Quelqu’un a soulevé l’objection de la prescription d’œstrogènes à titre médical. Naturellement, l’Église n’a aucune objection envers une telle prescription. J’ai cité le cas de la digitaline, l’Église ne s’oppose pas à ce médicament en cas de problème cardiaque, mais elle refuse évidemment qu’on l’emploie pour déclencher une attaque du cœur. Mon commentaire n’a même pas fait rire.

Le plus frappant a été toutefois la totale absence de considération pour le bien commun. Ceci, de la part de gens qui se considèrent comme animés d’un esprit « libéral » [NDT: le mot américain « liberal » a une signification marquée « à gauche »], généralement sans autre référence que leur vote habituel et leur aisance à suivre le courant de l’air du temps. Il ne s’agit pas de gens qui côtoient des travailleurs, qui savent ce qu’est descendre dans un puits de mine, qui visitent des prisons, ou qui ont plus que des pensées pour la misère de pauvres familles des classes laborieuses.

Ces mêmes personnes pourraient soutenir qu’il est moralement légitime de posséder une arme à feu, mais qu’il faudrait l’interdire de toute façon, et tant-pis pour le Deuxième Amendement [NDT: autorisant la possession d’une arme à feu], qui n’est qu’une vieille lune, ce serait un progrès pour le bien de tous. Je ne crois pas qu’une telle interdiction puisse servir le bien public, mais j’en accepterai volontiers l’augure. Il faut traiter la question sur les plans de la morale et de la prudence, considérant la valeur morale d’une telle possession, et analysant chaque cas particulier.

Mais une chose est certaine: tout ce qui, comme la pilule, transforme tant la nature des relations entre sexes, rompant le lien existant entre l’épanouissement sexuel et l’éventualité de la procréation, doit avoir des implications profondes sur le bien commun. On ne fait pas pousser un œstrogène au fond du jardin comme un pied de coca. C’est un produit manufacturé par une grande société pharmaceutique. À moins de rester témoin inerte devant l’irruption de chaque « progrès fantastique », nouvel appareil, nouvel aliment, nouveau poison, il faut s’interroger, « est-ce une bonne chose, ou un recul pour le bien public?»
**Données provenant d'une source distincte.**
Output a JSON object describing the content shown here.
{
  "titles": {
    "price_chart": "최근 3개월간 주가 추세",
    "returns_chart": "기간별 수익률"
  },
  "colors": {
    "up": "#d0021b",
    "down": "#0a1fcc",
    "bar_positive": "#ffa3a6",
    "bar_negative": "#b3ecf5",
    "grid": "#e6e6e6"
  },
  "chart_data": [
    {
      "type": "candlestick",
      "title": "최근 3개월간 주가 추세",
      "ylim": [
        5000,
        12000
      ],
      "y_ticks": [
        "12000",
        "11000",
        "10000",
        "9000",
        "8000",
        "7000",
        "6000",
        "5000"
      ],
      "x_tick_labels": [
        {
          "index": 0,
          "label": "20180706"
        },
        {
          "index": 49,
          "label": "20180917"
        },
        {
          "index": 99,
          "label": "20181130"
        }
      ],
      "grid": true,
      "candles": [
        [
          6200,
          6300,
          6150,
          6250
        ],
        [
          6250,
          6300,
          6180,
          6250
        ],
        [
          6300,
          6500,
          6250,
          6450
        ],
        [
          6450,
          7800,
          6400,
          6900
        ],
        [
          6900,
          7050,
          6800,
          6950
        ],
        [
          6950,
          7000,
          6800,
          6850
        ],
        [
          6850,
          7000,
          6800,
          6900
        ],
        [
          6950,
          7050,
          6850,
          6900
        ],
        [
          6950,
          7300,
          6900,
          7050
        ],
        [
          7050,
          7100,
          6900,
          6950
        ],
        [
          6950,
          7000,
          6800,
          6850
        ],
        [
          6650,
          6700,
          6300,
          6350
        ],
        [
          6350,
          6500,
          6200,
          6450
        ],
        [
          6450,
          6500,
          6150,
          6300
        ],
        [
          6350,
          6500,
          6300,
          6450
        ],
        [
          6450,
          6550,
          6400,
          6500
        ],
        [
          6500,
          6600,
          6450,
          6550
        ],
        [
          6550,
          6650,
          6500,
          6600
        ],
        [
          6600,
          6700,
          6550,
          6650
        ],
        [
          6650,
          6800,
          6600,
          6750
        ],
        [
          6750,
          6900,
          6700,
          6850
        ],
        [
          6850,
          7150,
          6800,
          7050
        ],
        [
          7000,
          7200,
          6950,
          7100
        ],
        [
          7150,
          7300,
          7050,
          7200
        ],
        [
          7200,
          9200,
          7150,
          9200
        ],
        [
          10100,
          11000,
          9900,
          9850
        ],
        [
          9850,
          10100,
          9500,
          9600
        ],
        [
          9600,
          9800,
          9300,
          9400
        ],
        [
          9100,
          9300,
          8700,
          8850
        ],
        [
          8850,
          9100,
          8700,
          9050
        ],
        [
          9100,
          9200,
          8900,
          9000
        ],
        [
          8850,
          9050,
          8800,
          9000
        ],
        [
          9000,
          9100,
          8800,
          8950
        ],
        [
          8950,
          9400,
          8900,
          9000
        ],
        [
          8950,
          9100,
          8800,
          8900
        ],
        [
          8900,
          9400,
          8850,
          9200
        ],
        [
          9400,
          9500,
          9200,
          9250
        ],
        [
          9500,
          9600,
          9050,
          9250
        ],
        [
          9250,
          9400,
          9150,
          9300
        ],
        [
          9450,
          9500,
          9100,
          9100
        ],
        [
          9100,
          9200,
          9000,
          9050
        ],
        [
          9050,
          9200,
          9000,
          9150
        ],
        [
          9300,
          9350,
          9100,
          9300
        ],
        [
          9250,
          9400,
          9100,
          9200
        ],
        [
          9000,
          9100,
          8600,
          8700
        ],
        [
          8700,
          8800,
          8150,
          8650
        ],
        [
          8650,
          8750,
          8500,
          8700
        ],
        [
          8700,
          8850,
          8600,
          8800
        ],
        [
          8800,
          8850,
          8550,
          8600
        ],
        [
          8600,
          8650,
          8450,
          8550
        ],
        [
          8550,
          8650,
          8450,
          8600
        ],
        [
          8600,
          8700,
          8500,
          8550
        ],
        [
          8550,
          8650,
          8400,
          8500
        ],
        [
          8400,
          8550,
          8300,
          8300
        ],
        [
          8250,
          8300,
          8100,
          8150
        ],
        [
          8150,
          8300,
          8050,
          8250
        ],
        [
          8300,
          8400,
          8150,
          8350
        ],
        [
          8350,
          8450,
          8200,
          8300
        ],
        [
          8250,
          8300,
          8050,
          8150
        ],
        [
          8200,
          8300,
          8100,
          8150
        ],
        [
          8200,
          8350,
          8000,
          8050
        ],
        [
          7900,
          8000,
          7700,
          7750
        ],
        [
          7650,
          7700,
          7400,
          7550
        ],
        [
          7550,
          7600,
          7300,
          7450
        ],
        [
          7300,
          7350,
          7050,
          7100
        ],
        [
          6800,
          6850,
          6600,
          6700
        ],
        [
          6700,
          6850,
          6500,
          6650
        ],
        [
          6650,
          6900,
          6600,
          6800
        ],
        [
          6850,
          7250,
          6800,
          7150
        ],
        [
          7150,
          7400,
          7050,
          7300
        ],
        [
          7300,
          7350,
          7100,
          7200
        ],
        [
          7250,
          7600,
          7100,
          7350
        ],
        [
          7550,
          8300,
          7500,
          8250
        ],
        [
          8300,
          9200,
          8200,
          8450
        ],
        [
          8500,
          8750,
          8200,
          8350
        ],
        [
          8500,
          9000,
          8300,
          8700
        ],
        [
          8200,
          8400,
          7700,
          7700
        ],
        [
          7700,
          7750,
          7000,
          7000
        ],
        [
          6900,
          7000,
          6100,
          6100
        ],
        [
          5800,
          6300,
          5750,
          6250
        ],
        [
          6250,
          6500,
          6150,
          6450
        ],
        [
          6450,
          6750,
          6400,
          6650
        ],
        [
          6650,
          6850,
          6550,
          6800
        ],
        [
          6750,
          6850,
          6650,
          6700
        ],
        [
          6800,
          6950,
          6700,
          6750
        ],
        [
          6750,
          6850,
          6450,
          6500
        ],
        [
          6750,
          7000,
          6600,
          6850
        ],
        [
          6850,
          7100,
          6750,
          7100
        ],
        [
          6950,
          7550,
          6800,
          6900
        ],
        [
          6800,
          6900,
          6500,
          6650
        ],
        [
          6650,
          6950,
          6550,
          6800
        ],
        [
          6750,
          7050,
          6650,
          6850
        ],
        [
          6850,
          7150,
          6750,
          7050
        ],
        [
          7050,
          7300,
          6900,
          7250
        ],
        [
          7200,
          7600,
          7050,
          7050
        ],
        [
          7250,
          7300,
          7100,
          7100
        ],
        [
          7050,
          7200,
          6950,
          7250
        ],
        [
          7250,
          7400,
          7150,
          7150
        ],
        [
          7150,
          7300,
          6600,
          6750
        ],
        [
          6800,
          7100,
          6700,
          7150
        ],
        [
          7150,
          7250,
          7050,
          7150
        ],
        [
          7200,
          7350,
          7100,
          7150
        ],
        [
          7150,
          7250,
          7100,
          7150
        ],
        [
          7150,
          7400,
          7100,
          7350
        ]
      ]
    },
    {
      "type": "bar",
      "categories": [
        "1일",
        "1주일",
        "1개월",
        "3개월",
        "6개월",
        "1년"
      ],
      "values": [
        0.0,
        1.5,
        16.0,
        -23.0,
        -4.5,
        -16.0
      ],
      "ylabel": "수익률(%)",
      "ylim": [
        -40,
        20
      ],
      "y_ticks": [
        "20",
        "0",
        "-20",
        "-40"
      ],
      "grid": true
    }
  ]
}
Question que beaucoup de mes collègues refusent de poser, ou même d’envisager. « Et zut pour le bien commun, pourvu que j’aie ma part de …. » — je vous laisse remplir le pointillé. Ils ne se rendent pas compte à quel point ils se comportent comme ceux qu’ils méprisent le plus, les propriétaires d’armes à feu, par exemple.

Pourtant, à comparer, les possesseurs de pistolets sont mieux fondés à défendre leur cause. Ils peuvent s’appuyer sur un texte explicite de la Constitution ; ils ne prétendent pas défendre une nouveauté susceptible de bouleverser la civilisation. On ne peut faire porter aux amateurs de revolvers la responsabilité de la naissance de deux Américains sur cinq hors mariage, ni de la rupture de plus d’une union (mariés ou en « union libre ») sur deux.

Dans le domaine sexuel, je crains que certains collègues se comportent en Benthamites [NDT: adeptes de Bentham, 1748-1832, pour qui ce qui est agréable ne peut qu’être bon, et, désagréable, mauvais. Hédonistes], sans arrière-pensée pratique; « laissez-faire » (en français dans le texte), ou toute autre formule en français pour dire, « tant-pis pour les autres, tant-pis pour les enfants.»